4. Set path of the key file as option in your spark configuration -    `spark._jsc.hadoopConfiguration().set("google.cloud.auth.service.account.json.keyfile","/path/to/file/<renamed>.json")`

### Resources
1. https://gobiviswa.medium.com/google-cloud-storage-handson-connecting-using-pyspark-5eefc0d8d932
2. https://cloud.google.com/iam/docs/service-account-overview


## Spark Application setup

In [None]:
from datetime import datetime, timedelta

from pyspark import SparkConf
from pyspark.sql import SparkSession


spark = SparkSession.builder \
    .appName('data-engineering-capstone') \
    .config("spark.jars", "https://storage.googleapis.com/hadoop-lib/gcs/gcs-connector-hadoop3-latest.jar") \
    .config("spark.sql.repl.eagerEval.enabled", True) \
    .getOrCreate()

# Set GCS credentials. Ensure path points to you downloaded key file
spark._jsc.hadoopConfiguration().set(
    "google.cloud.auth.service.account.json.keyfile",
    "C:\pro\gcp-key.json")



## Read from GCS

In [None]:
# file path to data in GCS bucket

file_path = "gs://ecommerce-customer/e-commerce-customer-behavior.csv"


df = spark.read.csv(file_path, header=True, inferSchema=True)

df.show(5)

In [None]:
# Describe the dataset
df.describe().show()


In [None]:
# Drop all rows that contain any null values in any column
df = df.dropna()


In [None]:
# Remove duplicate rows from the DataFrame
df = df.dropDuplicates()


In [None]:
# Display summary statistics of the DataFrame (count, mean, stddev, min, max) for numerical columns
df.describe().show()


In [None]:
# Segmentation based on spending habits, demographics, loyalty, and satisfaction
from pyspark.sql.functions import when

segmentation_df = df.withColumn("SpendingCategory", 
                                when(df["Total Spend"] > 1000, "High")
                                .when(df["Total Spend"] > 500, "Medium")
                                .otherwise("Low"))

segmentation_df.show()


In [None]:
from pyspark.sql.functions import current_date, datediff

# Identify inactive customers (no purchase in the last 30 days)
inactive_customers = segmentation_df.filter((segmentation_df["Days Since Last Purchase"]) > 30)
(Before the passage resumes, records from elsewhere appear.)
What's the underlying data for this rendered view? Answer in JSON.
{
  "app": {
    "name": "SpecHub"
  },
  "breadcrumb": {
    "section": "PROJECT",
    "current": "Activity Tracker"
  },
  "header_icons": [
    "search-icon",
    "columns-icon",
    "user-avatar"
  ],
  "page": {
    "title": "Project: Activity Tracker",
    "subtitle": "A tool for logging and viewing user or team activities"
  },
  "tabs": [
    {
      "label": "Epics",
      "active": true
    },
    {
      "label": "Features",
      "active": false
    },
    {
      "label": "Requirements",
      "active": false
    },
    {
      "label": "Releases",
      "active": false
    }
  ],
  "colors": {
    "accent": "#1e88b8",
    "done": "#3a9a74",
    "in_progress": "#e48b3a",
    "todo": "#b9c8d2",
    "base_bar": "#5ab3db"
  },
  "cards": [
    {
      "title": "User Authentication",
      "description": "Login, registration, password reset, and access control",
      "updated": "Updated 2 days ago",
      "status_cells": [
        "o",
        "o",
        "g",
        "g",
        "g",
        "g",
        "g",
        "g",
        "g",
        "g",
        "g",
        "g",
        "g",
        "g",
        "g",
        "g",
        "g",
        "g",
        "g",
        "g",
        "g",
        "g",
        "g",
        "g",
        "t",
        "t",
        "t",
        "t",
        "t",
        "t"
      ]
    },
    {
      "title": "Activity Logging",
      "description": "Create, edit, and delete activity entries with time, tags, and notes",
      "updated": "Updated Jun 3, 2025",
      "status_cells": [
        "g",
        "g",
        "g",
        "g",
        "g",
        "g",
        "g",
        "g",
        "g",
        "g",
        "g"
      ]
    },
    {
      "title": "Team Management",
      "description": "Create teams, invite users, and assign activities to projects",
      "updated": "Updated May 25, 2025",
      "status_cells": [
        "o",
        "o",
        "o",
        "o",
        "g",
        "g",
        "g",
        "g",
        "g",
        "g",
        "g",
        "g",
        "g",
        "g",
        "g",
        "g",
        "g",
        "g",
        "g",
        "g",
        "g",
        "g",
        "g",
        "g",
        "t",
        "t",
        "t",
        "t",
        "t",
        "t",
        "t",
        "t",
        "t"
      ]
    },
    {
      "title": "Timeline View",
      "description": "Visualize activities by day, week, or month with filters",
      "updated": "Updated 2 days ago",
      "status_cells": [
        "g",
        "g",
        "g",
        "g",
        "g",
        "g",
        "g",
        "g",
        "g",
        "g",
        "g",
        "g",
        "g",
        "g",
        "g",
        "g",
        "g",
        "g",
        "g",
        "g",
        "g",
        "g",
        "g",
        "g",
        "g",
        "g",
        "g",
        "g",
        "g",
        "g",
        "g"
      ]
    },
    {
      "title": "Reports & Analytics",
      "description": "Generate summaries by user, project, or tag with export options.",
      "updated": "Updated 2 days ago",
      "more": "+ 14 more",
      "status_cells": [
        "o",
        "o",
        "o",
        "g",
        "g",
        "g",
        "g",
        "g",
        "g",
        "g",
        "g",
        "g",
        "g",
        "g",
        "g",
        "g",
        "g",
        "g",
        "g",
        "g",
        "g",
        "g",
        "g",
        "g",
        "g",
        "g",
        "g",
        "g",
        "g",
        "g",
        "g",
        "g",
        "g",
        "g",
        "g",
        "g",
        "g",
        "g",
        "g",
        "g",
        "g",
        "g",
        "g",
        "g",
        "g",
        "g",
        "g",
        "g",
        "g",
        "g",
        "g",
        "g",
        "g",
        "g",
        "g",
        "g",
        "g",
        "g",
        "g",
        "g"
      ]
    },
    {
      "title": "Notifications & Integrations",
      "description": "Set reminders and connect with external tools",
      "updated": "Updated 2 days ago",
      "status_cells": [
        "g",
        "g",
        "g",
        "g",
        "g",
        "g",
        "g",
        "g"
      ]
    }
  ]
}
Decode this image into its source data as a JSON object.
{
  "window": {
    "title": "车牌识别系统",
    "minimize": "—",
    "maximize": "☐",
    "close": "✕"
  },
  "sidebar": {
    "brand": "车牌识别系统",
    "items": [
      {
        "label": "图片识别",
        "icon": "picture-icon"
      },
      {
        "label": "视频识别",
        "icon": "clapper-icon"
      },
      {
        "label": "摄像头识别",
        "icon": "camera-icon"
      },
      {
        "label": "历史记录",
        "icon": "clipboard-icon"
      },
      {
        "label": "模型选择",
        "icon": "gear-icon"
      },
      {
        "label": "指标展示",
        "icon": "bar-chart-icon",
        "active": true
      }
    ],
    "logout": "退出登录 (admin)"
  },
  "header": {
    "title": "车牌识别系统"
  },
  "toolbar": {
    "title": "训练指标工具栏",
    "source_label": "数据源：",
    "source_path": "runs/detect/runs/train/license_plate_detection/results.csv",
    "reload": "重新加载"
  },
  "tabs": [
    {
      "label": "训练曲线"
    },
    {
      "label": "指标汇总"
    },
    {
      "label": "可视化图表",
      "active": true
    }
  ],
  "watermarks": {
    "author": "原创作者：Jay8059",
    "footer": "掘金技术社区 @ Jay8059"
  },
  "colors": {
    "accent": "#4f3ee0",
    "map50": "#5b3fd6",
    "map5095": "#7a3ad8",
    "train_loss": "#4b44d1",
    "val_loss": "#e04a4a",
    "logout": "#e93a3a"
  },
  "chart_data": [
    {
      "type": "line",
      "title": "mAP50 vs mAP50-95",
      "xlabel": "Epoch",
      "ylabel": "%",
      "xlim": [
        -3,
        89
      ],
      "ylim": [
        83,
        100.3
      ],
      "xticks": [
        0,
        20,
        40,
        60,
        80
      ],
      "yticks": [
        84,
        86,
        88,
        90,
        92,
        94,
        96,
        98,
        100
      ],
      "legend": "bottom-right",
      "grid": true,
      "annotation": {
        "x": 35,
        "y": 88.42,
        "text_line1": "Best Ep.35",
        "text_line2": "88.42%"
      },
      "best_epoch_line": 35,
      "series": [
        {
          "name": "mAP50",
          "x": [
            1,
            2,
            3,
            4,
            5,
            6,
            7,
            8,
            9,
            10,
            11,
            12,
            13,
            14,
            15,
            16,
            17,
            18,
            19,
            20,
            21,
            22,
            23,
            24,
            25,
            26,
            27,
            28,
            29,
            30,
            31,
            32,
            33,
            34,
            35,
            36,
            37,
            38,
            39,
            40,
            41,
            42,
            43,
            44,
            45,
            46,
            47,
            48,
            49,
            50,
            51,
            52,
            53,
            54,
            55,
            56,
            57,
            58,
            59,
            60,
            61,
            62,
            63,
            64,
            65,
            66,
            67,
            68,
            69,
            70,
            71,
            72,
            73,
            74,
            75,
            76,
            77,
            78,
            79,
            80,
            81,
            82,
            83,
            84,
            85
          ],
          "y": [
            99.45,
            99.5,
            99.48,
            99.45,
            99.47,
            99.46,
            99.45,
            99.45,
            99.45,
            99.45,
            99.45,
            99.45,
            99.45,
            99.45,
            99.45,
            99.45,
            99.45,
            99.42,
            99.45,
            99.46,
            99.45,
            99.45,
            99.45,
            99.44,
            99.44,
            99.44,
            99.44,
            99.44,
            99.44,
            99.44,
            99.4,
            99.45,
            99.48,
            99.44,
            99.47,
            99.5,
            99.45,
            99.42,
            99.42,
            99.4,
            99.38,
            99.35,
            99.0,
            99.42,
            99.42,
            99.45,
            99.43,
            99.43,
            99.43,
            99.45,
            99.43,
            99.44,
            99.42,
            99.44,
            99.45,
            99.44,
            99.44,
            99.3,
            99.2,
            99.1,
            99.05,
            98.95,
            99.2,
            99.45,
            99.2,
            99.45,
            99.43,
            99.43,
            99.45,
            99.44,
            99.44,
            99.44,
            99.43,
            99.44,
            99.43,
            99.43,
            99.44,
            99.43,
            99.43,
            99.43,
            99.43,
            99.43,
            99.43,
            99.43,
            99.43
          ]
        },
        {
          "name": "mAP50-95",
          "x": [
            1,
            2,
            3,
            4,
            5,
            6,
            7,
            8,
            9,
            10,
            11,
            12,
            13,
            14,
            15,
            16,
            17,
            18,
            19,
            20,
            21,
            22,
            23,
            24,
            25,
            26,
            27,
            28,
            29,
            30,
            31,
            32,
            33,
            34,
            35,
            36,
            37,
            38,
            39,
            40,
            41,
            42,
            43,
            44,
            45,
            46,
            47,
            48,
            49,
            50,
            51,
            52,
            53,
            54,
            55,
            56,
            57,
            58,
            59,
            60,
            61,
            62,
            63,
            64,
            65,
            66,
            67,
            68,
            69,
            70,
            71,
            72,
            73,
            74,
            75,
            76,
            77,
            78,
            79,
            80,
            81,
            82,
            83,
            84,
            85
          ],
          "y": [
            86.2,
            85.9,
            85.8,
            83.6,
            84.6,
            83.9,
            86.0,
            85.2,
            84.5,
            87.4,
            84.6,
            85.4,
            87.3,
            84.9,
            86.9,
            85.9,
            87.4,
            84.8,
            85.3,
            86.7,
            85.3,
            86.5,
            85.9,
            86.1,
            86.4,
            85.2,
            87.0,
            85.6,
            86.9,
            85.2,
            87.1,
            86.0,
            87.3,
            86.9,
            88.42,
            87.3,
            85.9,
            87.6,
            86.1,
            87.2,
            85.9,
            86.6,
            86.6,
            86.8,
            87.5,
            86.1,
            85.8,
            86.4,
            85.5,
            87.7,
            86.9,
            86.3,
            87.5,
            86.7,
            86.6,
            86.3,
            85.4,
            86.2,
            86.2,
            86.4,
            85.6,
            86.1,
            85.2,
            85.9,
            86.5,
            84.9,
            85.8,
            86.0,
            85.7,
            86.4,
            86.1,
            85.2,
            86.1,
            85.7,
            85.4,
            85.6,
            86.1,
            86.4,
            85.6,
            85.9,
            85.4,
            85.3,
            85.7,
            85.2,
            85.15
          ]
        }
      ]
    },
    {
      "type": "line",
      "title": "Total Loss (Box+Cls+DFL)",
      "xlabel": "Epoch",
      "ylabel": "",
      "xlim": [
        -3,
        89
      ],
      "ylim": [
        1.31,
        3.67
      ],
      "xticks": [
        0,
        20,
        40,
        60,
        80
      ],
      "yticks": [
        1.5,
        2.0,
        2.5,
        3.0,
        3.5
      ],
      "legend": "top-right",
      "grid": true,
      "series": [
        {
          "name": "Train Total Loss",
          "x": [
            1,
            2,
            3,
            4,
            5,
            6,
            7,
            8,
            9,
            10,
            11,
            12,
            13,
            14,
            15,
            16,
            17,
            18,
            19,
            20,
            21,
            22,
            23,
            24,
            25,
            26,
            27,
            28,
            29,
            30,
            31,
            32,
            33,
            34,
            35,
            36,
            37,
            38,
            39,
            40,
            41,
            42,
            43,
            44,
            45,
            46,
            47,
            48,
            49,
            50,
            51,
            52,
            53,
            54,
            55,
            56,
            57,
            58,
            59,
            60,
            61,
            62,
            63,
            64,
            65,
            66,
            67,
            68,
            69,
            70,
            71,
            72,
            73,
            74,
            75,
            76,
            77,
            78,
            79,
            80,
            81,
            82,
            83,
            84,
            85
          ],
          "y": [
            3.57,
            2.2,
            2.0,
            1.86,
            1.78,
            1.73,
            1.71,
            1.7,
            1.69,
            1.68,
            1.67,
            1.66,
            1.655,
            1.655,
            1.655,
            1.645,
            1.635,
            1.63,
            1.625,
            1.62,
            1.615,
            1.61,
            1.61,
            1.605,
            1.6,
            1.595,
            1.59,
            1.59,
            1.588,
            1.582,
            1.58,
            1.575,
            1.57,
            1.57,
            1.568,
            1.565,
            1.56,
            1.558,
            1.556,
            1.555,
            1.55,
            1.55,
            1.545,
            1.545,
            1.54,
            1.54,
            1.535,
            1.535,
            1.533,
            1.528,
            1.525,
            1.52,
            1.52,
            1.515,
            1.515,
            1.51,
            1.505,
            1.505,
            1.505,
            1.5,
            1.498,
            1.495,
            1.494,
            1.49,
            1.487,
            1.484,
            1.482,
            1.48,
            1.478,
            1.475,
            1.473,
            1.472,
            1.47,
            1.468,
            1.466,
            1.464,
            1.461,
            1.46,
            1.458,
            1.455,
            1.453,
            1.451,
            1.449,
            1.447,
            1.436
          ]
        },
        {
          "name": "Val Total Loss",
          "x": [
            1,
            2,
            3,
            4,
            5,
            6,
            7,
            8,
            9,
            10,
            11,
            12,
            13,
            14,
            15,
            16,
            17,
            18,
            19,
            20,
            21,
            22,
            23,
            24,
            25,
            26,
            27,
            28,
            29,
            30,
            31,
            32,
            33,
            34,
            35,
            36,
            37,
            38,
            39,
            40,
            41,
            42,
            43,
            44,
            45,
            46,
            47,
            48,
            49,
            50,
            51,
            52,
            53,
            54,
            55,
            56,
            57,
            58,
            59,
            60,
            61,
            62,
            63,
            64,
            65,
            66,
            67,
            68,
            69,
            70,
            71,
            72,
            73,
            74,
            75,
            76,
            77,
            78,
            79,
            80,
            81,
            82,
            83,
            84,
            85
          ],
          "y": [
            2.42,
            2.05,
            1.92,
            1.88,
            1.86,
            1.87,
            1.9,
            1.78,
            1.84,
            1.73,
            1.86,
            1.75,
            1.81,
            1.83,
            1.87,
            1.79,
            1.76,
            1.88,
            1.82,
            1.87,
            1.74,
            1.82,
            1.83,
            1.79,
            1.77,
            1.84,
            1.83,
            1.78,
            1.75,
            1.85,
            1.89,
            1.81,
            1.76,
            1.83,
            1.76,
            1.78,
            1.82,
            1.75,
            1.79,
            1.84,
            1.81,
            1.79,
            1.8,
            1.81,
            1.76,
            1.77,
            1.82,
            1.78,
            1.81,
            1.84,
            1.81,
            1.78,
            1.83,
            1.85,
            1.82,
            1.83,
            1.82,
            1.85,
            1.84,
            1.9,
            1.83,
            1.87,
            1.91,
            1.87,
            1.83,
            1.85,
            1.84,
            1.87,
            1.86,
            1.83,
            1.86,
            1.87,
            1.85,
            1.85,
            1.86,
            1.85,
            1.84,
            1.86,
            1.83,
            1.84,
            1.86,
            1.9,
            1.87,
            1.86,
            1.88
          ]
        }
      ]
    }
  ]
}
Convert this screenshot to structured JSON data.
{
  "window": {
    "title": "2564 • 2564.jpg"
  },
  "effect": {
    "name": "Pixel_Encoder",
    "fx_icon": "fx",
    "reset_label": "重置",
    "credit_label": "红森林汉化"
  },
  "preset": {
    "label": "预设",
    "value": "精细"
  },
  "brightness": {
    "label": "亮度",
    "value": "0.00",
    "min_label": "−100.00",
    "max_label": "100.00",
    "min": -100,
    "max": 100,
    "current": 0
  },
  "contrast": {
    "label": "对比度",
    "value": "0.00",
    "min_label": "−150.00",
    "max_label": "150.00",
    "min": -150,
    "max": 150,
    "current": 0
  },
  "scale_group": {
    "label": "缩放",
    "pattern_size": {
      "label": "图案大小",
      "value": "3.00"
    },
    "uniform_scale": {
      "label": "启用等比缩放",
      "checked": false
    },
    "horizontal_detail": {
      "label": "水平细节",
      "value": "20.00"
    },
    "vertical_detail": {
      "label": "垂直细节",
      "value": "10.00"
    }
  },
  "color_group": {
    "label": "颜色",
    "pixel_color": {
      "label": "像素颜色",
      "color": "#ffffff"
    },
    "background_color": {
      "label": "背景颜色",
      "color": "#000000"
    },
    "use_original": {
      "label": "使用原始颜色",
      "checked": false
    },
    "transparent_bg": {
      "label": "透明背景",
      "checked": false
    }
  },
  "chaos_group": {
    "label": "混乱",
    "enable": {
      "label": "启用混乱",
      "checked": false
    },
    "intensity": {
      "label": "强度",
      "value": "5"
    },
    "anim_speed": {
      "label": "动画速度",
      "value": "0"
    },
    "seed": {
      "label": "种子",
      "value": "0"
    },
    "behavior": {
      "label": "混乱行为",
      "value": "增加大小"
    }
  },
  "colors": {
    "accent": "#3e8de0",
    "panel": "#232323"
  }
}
# Identify recent customers (purchased within the last 7 days)
recent_customers = segmentation_df.filter((segmentation_df["Days Since Last Purchase"]) <= 30)




In [None]:
# Display the content of the 'inactive_customers' DataFrame
inactive_customers.show()


In [None]:
# Display the content of the 'recent_customers' DataFrame
recent_customers.show()


In [None]:
from datetime import datetime

# Get current datetime in the format MMDDYYYYHHMMSS
datetime_now = datetime.now().strftime("%m%d%Y%H%M%S")

# Define the base output path using formatted strings
base_output_path = f"gs://ecommerce-customer/output/{datetime_now}"

# Write inactive customers to GCS with overwrite mode
inactive_customers_output_path = f"{base_output_path}/inactive_customers"
inactive_customers.write.csv(inactive_customers_output_path, header=True, mode='overwrite')

# Write recent customers to GCS with overwrite mode
recent_customers_output_path = f"{base_output_path}/recent_customers"
recent_customers.write.csv(recent_customers_output_path, header=True, mode='overwrite')



In [None]:

df = segmentation_df
df.show()